The bigger problem I see is that for years we’ve been telling people that Liberal Democrats care about education at all levels and see it as a public good that the Government should be spending money on. Right back to Paddy Ashdown talking about 1p on income tax for education and beyond, the party has consistently stood up for education. The pledge candidates signed wasn’t just some random electoral gimmick, it was something that had a long history in the party and had remained a core policy – voted for by Conference – despite the leadership trying to water it down or abandon it. We stuck with it – as well as committing the party to other high-profile educational policies like the Pupil Premium – because access to education for all is an important liberal principle.
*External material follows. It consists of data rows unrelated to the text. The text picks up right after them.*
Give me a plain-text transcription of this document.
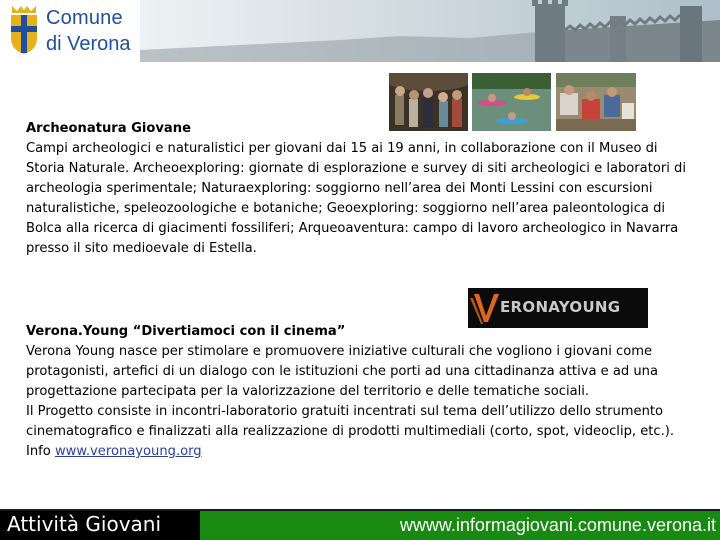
Comune
di Verona
Archeonatura Giovane
Campi archeologici e naturalistici per giovani dai 15 ai 19 anni, in collaborazione con il Museo di Storia Naturale. Archeoexploring: giornate di esplorazione e survey di siti archeologici e laboratori di archeologia sperimentale; Naturaexploring: soggiorno nell’area dei Monti Lessini con escursioni naturalistiche, speleozoologiche e botaniche; Geoexploring: soggiorno nell’area paleontologica di Bolca alla ricerca di giacimenti fossiliferi; Arqueoaventura: campo di lavoro archeologico in Navarra presso il sito medioevale di Estella.
ERONAYOUNG
Verona.Young “Divertiamoci con il cinema”
Verona Young nasce per stimolare e promuovere iniziative culturali che vogliono i giovani come protagonisti, artefici di un dialogo con le istituzioni che porti ad una cittadinanza attiva e ad una progettazione partecipata per la valorizzazione del territorio e delle tematiche sociali.
Il Progetto consiste in incontri-laboratorio gratuiti incentrati sul tema dell’utilizzo dello strumento cinematografico e finalizzati alla realizzazione di prodotti multimediali (corto, spot, videoclip, etc.). Info www.veronayoung.org
Attività Giovani	wwww.informagiovani.comune.verona.it
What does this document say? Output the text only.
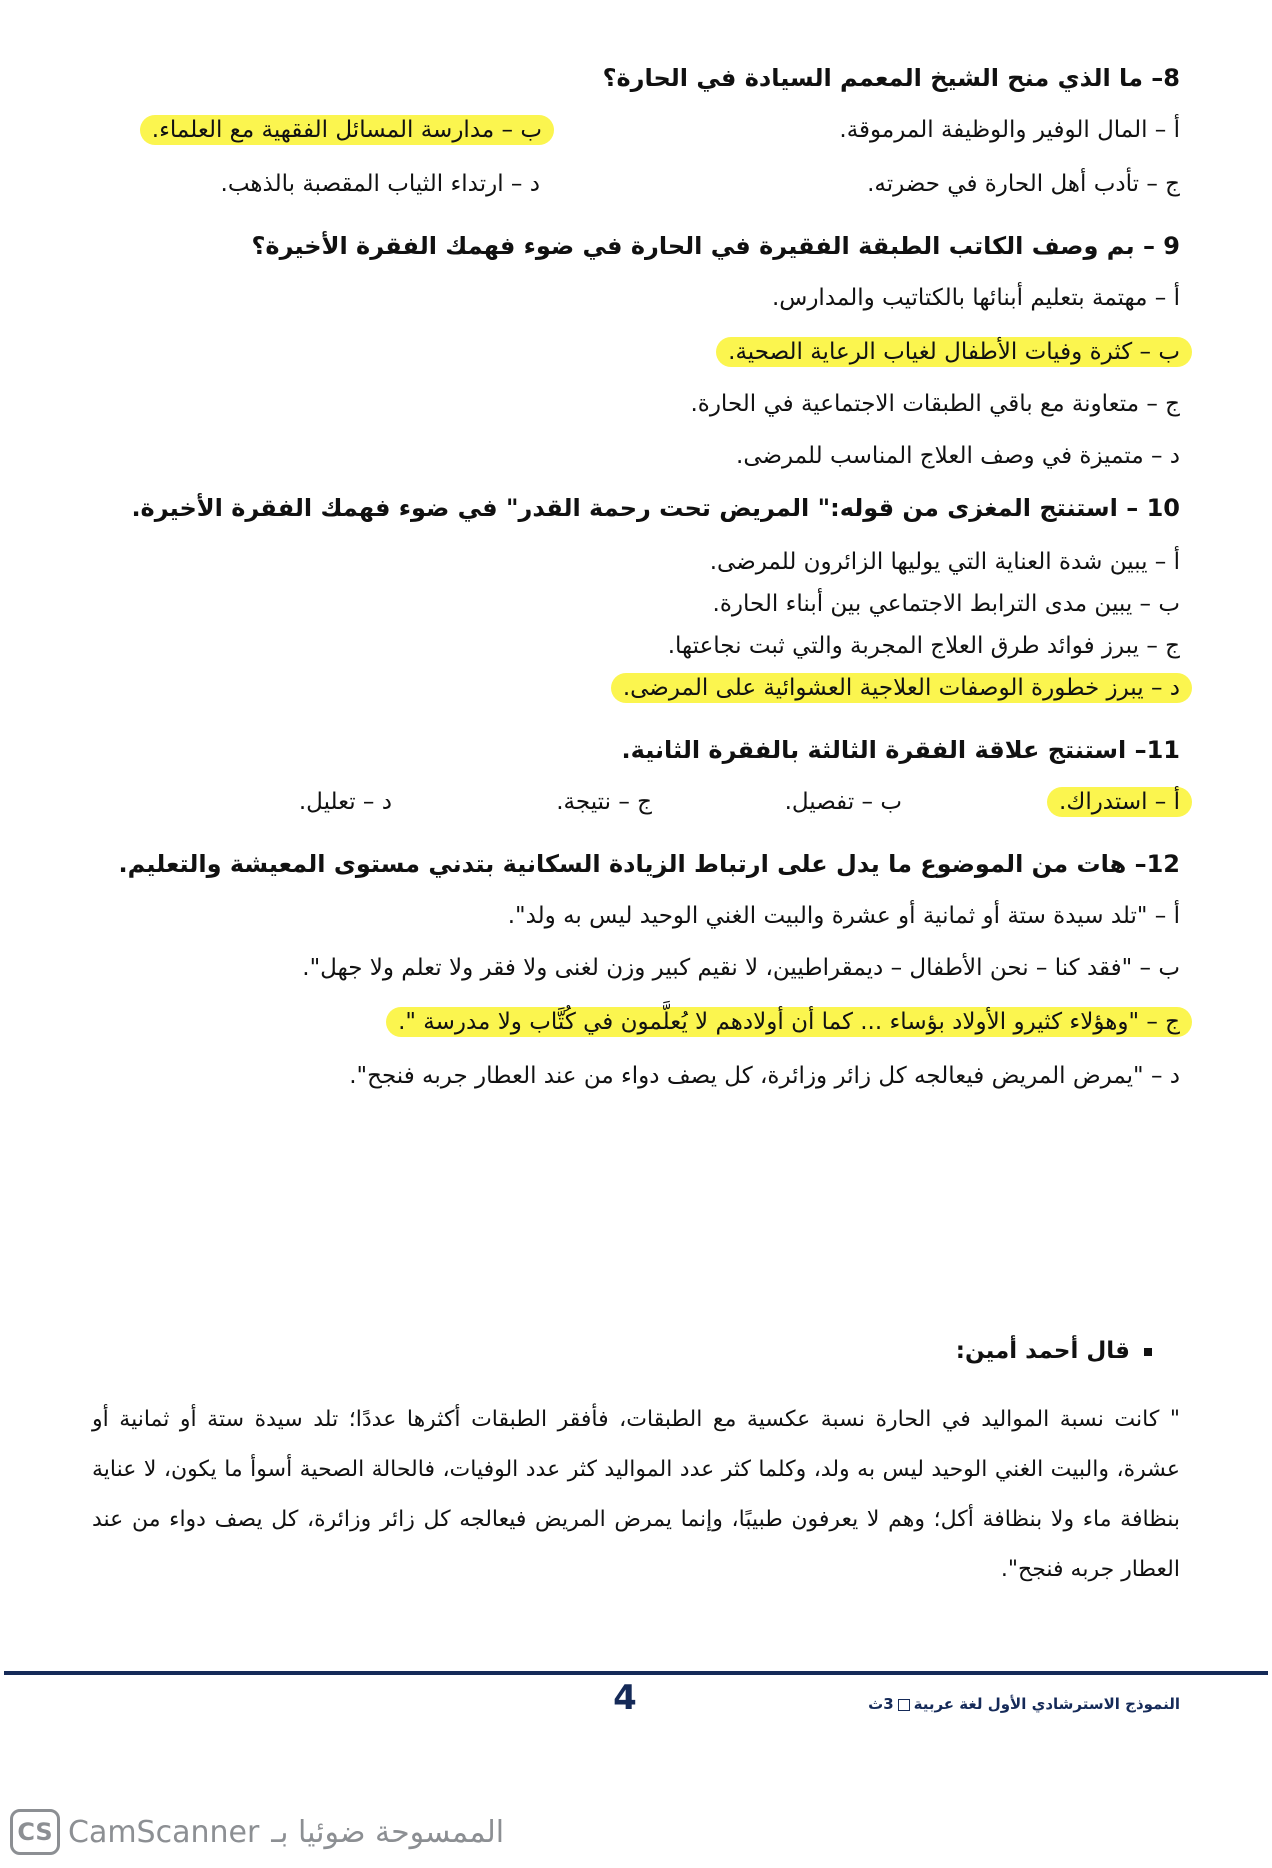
8– ما الذي منح الشيخ المعمم السيادة في الحارة؟
أ – المال الوفير والوظيفة المرموقة.
ب – مدارسة المسائل الفقهية مع العلماء.
ج – تأدب أهل الحارة في حضرته.
د – ارتداء الثياب المقصبة بالذهب.
9 – بم وصف الكاتب الطبقة الفقيرة في الحارة في ضوء فهمك الفقرة الأخيرة؟
أ – مهتمة بتعليم أبنائها بالكتاتيب والمدارس.
ب – كثرة وفيات الأطفال لغياب الرعاية الصحية.
ج – متعاونة مع باقي الطبقات الاجتماعية في الحارة.
د – متميزة في وصف العلاج المناسب للمرضى.
10 – استنتج المغزى من قوله:" المريض تحت رحمة القدر" في ضوء فهمك الفقرة الأخيرة.
أ – يبين شدة العناية التي يوليها الزائرون للمرضى.
ب – يبين مدى الترابط الاجتماعي بين أبناء الحارة.
ج – يبرز فوائد طرق العلاج المجربة والتي ثبت نجاعتها.
د – يبرز خطورة الوصفات العلاجية العشوائية على المرضى.
11– استنتج علاقة الفقرة الثالثة بالفقرة الثانية.
أ – استدراك.
ب – تفصيل.
ج – نتيجة.
د – تعليل.
12– هات من الموضوع ما يدل على ارتباط الزيادة السكانية بتدني مستوى المعيشة والتعليم.
أ – "تلد سيدة ستة أو ثمانية أو عشرة والبيت الغني الوحيد ليس به ولد".
ب – "فقد كنا – نحن الأطفال – ديمقراطيين، لا نقيم كبير وزن لغنى ولا فقر ولا تعلم ولا جهل".
ج – "وهؤلاء كثيرو الأولاد بؤساء ... كما أن أولادهم لا يُعلَّمون في كُتَّاب ولا مدرسة ".
د – "يمرض المريض فيعالجه كل زائر وزائرة، كل يصف دواء من عند العطار جربه فنجح".
قال أحمد أمين:
" كانت نسبة المواليد في الحارة نسبة عكسية مع الطبقات، فأفقر الطبقات أكثرها عددًا؛ تلد سيدة ستة أو ثمانية أو عشرة، والبيت الغني الوحيد ليس به ولد، وكلما كثر عدد المواليد كثر عدد الوفيات، فالحالة الصحية أسوأ ما يكون، لا عناية بنظافة ماء ولا بنظافة أكل؛ وهم لا يعرفون طبيبًا، وإنما يمرض المريض فيعالجه كل زائر وزائرة، كل يصف دواء من عند العطار جربه فنجح".
4	النموذج الاسترشادي الأول لغة عربية3ث
CS CamScanner الممسوحة ضوئيا بـ
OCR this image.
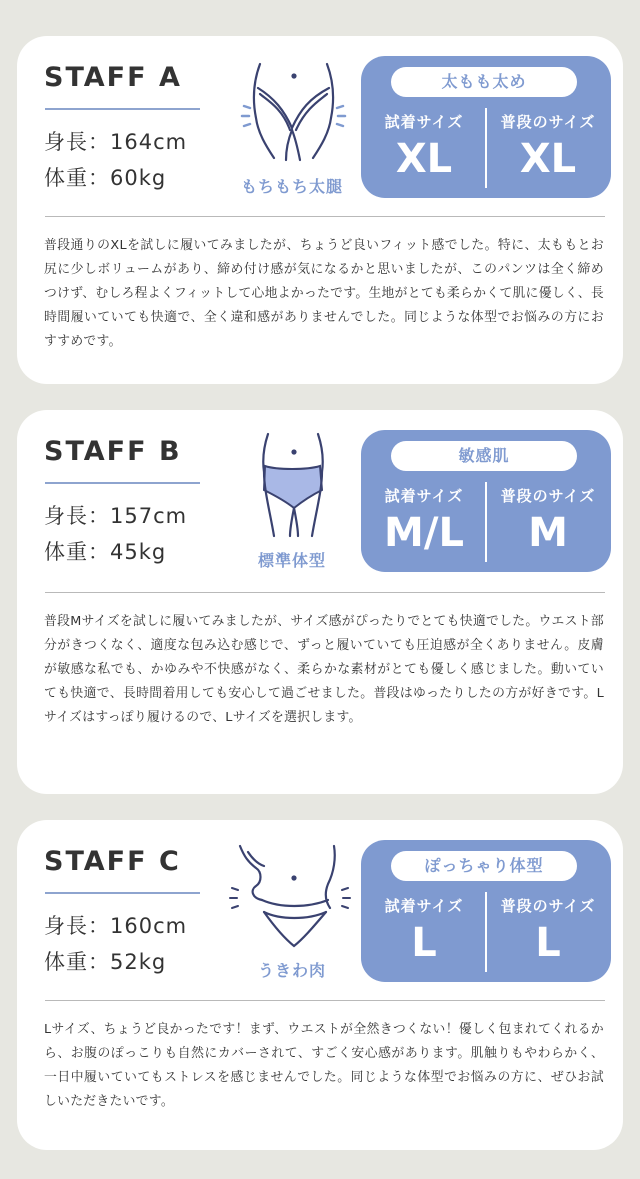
STAFF A
身長：164cm
体重：60kg	もちもち太腿
太もも太め
試着サイズ	普段のサイズ
XL	XL
普段通りのXLを試しに履いてみましたが、ちょうど良いフィット感でした。特に、太ももとお尻に少しボリュームがあり、締め付け感が気になるかと思いましたが、このパンツは全く締めつけず、むしろ程よくフィットして心地よかったです。生地がとても柔らかくて肌に優しく、長時間履いていても快適で、全く違和感がありませんでした。同じような体型でお悩みの方におすすめです。
STAFF B
身長：157cm
体重：45kg	標準体型
敏感肌
試着サイズ	普段のサイズ
M/L	M
普段Mサイズを試しに履いてみましたが、サイズ感がぴったりでとても快適でした。ウエスト部分がきつくなく、適度な包み込む感じで、ずっと履いていても圧迫感が全くありません。皮膚が敏感な私でも、かゆみや不快感がなく、柔らかな素材がとても優しく感じました。動いていても快適で、長時間着用しても安心して過ごせました。普段はゆったりしたの方が好きです。Lサイズはすっぽり履けるので、Lサイズを選択します。
STAFF C
身長：160cm
体重：52kg	うきわ肉
ぽっちゃり体型
試着サイズ	普段のサイズ
L	L
Lサイズ、ちょうど良かったです！まず、ウエストが全然きつくない！優しく包まれてくれるから、お腹のぽっこりも自然にカバーされて、すごく安心感があります。肌触りもやわらかく、一日中履いていてもストレスを感じませんでした。同じような体型でお悩みの方に、ぜひお試しいただきたいです。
Politicians are known for saying one thing and doing another, but the issue here is that education – and particularly higher education – was seen as a key Liberal Democrat issue, so a sudden volte face on that hurt the Liberal Democrats a lot more than changes on other issues might. This wasn’t the usual trading of policies and compromise that’s an inevitable part of coalition, but abandoning what the public – if not Clegg himself – saw as a fundamental part of what the Liberal Democrats were about. Saying that the pledge was the problem and claiming it wasn’t affordable, despite the party’s manifesto clearly showing that it was, is to try to turn this into a story of political process, when it should be one of political principle.